MEMORANDUM


                                                March 10, 1986

From:  Frank A. Schuler, Jr., former Foreign Service/Language Officer
                              Department of State - 1930-1953

Re:    Despatch Warning About Japan's Plan to Attack Pearl Harbor

    1.  On January 27, 1941, a telegram arrived in the Division of
        Far Eastern Affairs of the Department of State from
        Ambassador Joseph C. Grew in Tokyo, reporting that the
        Japanese were planning a surprise mass attack on Pearl Harbor.

        See Ex. 1, TELEGRAM RECEIVED, dated January 27, 1941, and
            Ex. 2, paraphrase of the telegram.
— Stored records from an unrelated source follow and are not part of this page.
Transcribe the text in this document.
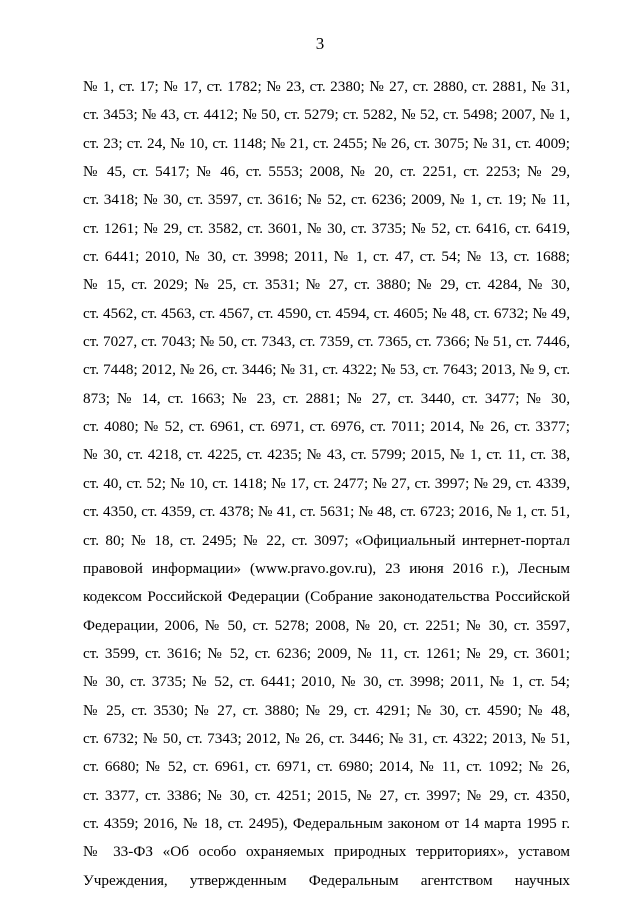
3
№ 1, ст. 17; № 17, ст. 1782; № 23, ст. 2380; № 27, ст. 2880, ст. 2881, № 31,
ст. 3453; № 43, ст. 4412; № 50, ст. 5279; ст. 5282, № 52, ст. 5498; 2007, № 1,
ст. 23; ст. 24, № 10, ст. 1148; № 21, ст. 2455; № 26, ст. 3075; № 31, ст. 4009;
№ 45, ст. 5417; № 46, ст. 5553; 2008, № 20, ст. 2251, ст. 2253; № 29,
ст. 3418; № 30, ст. 3597, ст. 3616; № 52, ст. 6236; 2009, № 1, ст. 19; № 11,
ст. 1261; № 29, ст. 3582, ст. 3601, № 30, ст. 3735; № 52, ст. 6416, ст. 6419,
ст. 6441; 2010, № 30, ст. 3998; 2011, № 1, ст. 47, ст. 54; № 13, ст. 1688;
№ 15, ст. 2029; № 25, ст. 3531; № 27, ст. 3880; № 29, ст. 4284, № 30,
ст. 4562, ст. 4563, ст. 4567, ст. 4590, ст. 4594, ст. 4605; № 48, ст. 6732; № 49,
ст. 7027, ст. 7043; № 50, ст. 7343, ст. 7359, ст. 7365, ст. 7366; № 51, ст. 7446,
ст. 7448; 2012, № 26, ст. 3446; № 31, ст. 4322; № 53, ст. 7643; 2013, № 9, ст.
873; № 14, ст. 1663; № 23, ст. 2881; № 27, ст. 3440, ст. 3477; № 30,
ст. 4080; № 52, ст. 6961, ст. 6971, ст. 6976, ст. 7011; 2014, № 26, ст. 3377;
№ 30, ст. 4218, ст. 4225, ст. 4235; № 43, ст. 5799; 2015, № 1, ст. 11, ст. 38,
ст. 40, ст. 52; № 10, ст. 1418; № 17, ст. 2477; № 27, ст. 3997; № 29, ст. 4339,
ст. 4350, ст. 4359, ст. 4378; № 41, ст. 5631; № 48, ст. 6723; 2016, № 1, ст. 51,
ст. 80; № 18, ст. 2495; № 22, ст. 3097; «Официальный интернет-портал
правовой информации» (www.pravo.gov.ru), 23 июня 2016 г.), Лесным
кодексом Российской Федерации (Собрание законодательства Российской
Федерации, 2006, № 50, ст. 5278; 2008, № 20, ст. 2251; № 30, ст. 3597,
ст. 3599, ст. 3616; № 52, ст. 6236; 2009, № 11, ст. 1261; № 29, ст. 3601;
№ 30, ст. 3735; № 52, ст. 6441; 2010, № 30, ст. 3998; 2011, № 1, ст. 54;
№ 25, ст. 3530; № 27, ст. 3880; № 29, ст. 4291; № 30, ст. 4590; № 48,
ст. 6732; № 50, ст. 7343; 2012, № 26, ст. 3446; № 31, ст. 4322; 2013, № 51,
ст. 6680; № 52, ст. 6961, ст. 6971, ст. 6980; 2014, № 11, ст. 1092; № 26,
ст. 3377, ст. 3386; № 30, ст. 4251; 2015, № 27, ст. 3997; № 29, ст. 4350,
ст. 4359; 2016, № 18, ст. 2495), Федеральным законом от 14 марта 1995 г.
№ 33-ФЗ «Об особо охраняемых природных территориях», уставом
Учреждения, утвержденным Федеральным агентством научных
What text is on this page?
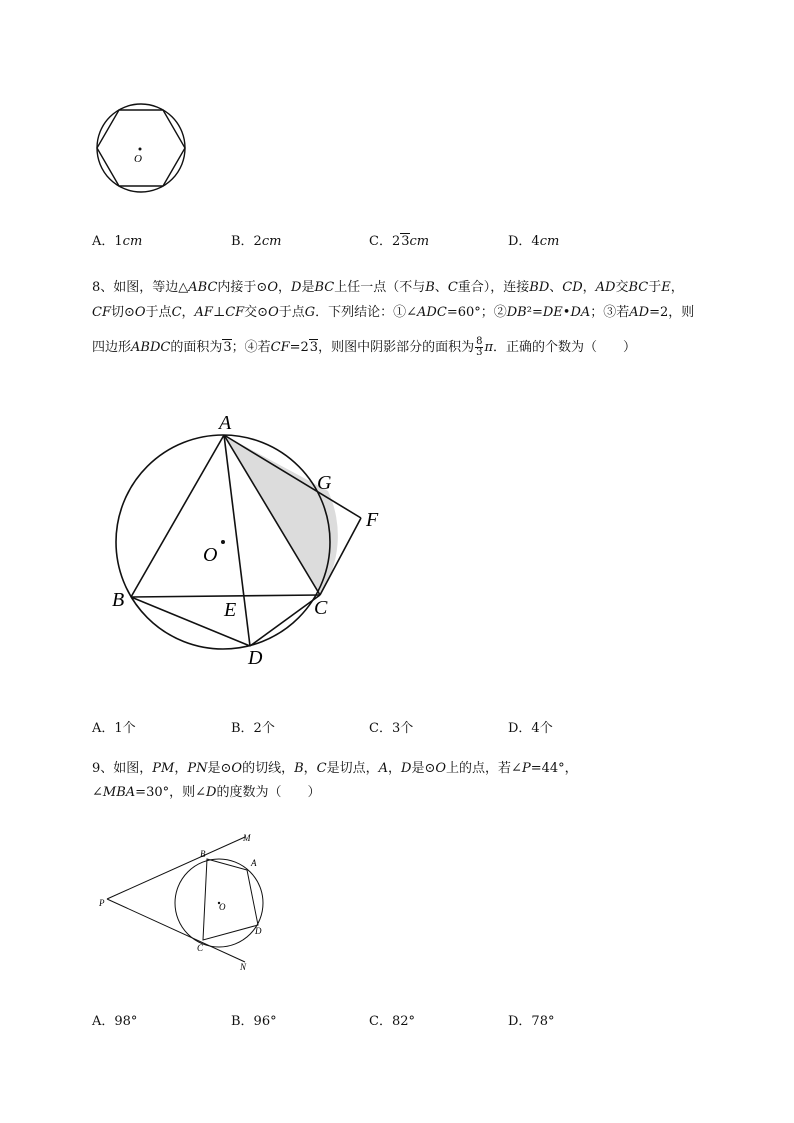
O
A．1cm	B．2cm	C．23cm	D．4cm
8、如图，等边△ABC内接于⊙O，D是BC上任一点（不与B、C重合），连接BD、CD，AD交BC于E，
CF切⊙O于点C，AF⊥CF交⊙O于点G．下列结论：①∠ADC=60°；②DB²=DE•DA；③若AD=2，则
四边形ABDC的面积为3；④若CF=23，则图中阴影部分的面积为 $\frac{8}{3}$ π．正确的个数为（　　）
A
B	C
D
E
F
G
O
A．1个	B．2个	C．3个	D．4个
9、如图，PM，PN是⊙O的切线，B，C是切点，A，D是⊙O上的点，若∠P=44°，
∠MBA=30°，则∠D的度数为（　　）
M
B
A
P	O
D
C
N
A．98°	B．96°	C．82°	D．78°
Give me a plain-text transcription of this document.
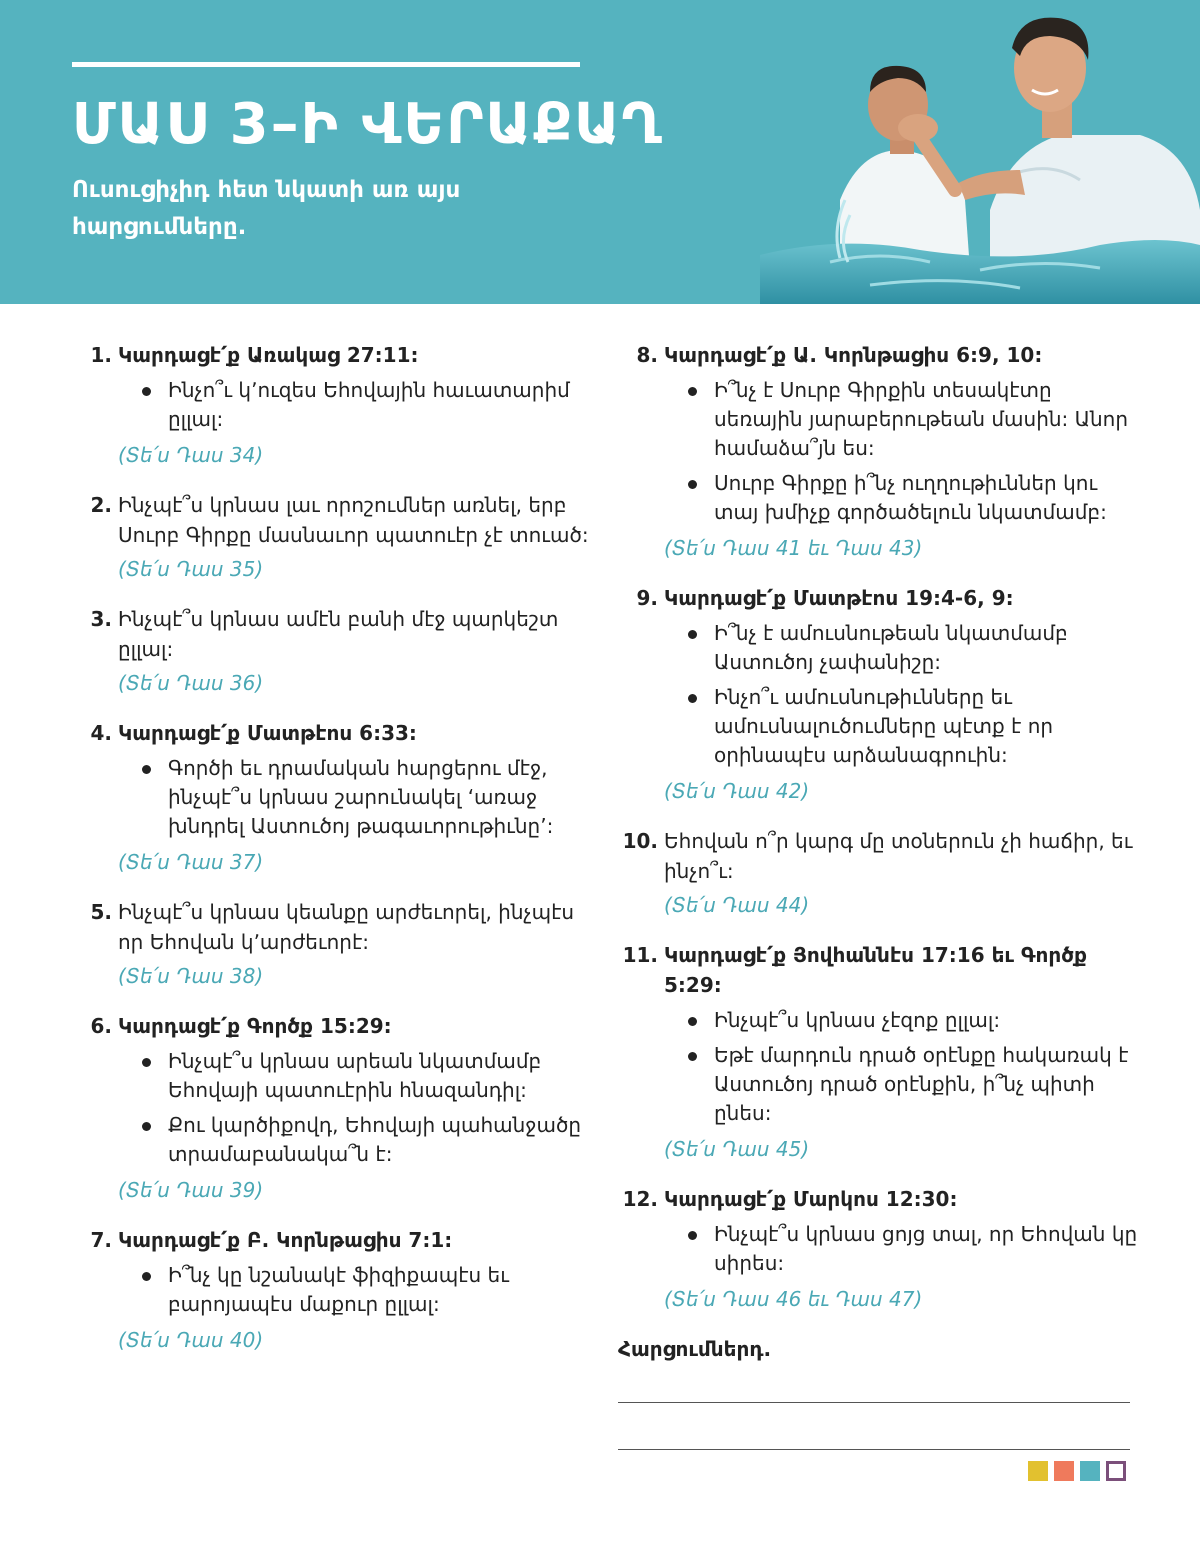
ՄԱՍ 3–Ի ՎԵՐԱՔԱՂ

Ուսուցիչիդ հետ նկատի առ այս հարցումները.

1. Կարդացէ՛ք Առակաց 27:11:
Ինչո՞ւ կ՚ուզես Եհովային հաւատարիմ ըլլալ:
(Տե՛ս Դաս 34)
2. Ինչպէ՞ս կրնաս լաւ որոշումներ առնել, երբ Սուրբ Գիրքը մասնաւոր պատուէր չէ տուած:
(Տե՛ս Դաս 35)
3. Ինչպէ՞ս կրնաս ամէն բանի մէջ պարկեշտ ըլլալ:
(Տե՛ս Դաս 36)
4. Կարդացէ՛ք Մատթէոս 6:33:
Գործի եւ դրամական հարցերու մէջ, ինչպէ՞ս կրնաս շարունակել ‘առաջ խնդրել Աստուծոյ թագաւորութիւնը’:
(Տե՛ս Դաս 37)
5. Ինչպէ՞ս կրնաս կեանքը արժեւորել, ինչպէս որ Եհովան կ՚արժեւորէ:
(Տե՛ս Դաս 38)
6. Կարդացէ՛ք Գործք 15:29:
Ինչպէ՞ս կրնաս արեան նկատմամբ Եհովայի պատուէրին հնազանդիլ:
Քու կարծիքովդ, Եհովայի պահանջածը տրամաբանակա՞ն է:
(Տե՛ս Դաս 39)
7. Կարդացէ՛ք Բ. Կորնթացիս 7:1:
Ի՞նչ կը նշանակէ ֆիզիքապէս եւ բարոյապէս մաքուր ըլլալ:
(Տե՛ս Դաս 40)
8. Կարդացէ՛ք Ա. Կորնթացիս 6:9, 10:
Ի՞նչ է Սուրբ Գիրքին տեսակէտը սեռային յարաբերութեան մասին: Անոր համաձա՞յն ես:
Սուրբ Գիրքը ի՞նչ ուղղութիւններ կու տայ խմիչք գործածելուն նկատմամբ:
(Տե՛ս Դաս 41 եւ Դաս 43)
9. Կարդացէ՛ք Մատթէոս 19:4-6, 9:
Ի՞նչ է ամուսնութեան նկատմամբ Աստուծոյ չափանիշը:
Ինչո՞ւ ամուսնութիւնները եւ ամուսնալուծումները պէտք է որ օրինապէս արձանագրուին:
(Տե՛ս Դաս 42)
10. Եհովան ո՞ր կարգ մը տօներուն չի հաճիր, եւ ինչո՞ւ:
(Տե՛ս Դաս 44)
11. Կարդացէ՛ք Յովհաննէս 17:16 եւ Գործք 5:29:
Ինչպէ՞ս կրնաս չէզոք ըլլալ:
Եթէ մարդուն դրած օրէնքը հակառակ է Աստուծոյ դրած օրէնքին, ի՞նչ պիտի ընես:
(Տե՛ս Դաս 45)
12. Կարդացէ՛ք Մարկոս 12:30:
Ինչպէ՞ս կրնաս ցոյց տալ, որ Եհովան կը սիրես:
(Տե՛ս Դաս 46 եւ Դաս 47)
Հարցումներդ.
        Also, please note my initials, "FASj" in the upper right
        edge of the FE stamp.
                                                        */
    2.  Several days later, as was customary, a despatch-arrived
        by diplomatic courier, supplementing in detail the informa-
        tion contained in the above telegram.  In relating the facts,
        Mr. Grew stated that the Peruvian Minister to Japan,
        Ricardo Rivera Schreiber, had told him (or as Mr. Grew put
        it, a member of his staff) that the Japanese were planning
        "a surprise mass attack" on Pearl Harbor.  The 2-3 page
        despatch went on to give Mr. Schreiber's source as his
        Japanese valet, a trusted employee of many years, who had
        a brother in Japanese Naval Intelligence at the time who
        had access to documents which revealed Admiral Yamamoto's
        plan to attack Pearl Harbor.

    3.  In the course of the hearings in search of the truth about
        events leading up to the attack, Mr. Grew consistently
        denied he knew Mr. Schreiber's source.  One example appears
        in Mr. Grew's book, TURBULENT ERA, Footnote 19 on P. 1233,
        Ex. 3 attached.

    4.  One aspect of the despatch stands out vividly in my mind,
        as well as that of my wife, then Olive LaCroix, namely,the
        last paragraph consisting of one sentence.

           "The Embassy places no credence in Minister Schreiber's
            report."

        This fatal last sentence assured that the information would
        never get to the eyes and ears of the Secretary of State as
        as well as the President.

 */ This despatch is missing from the files.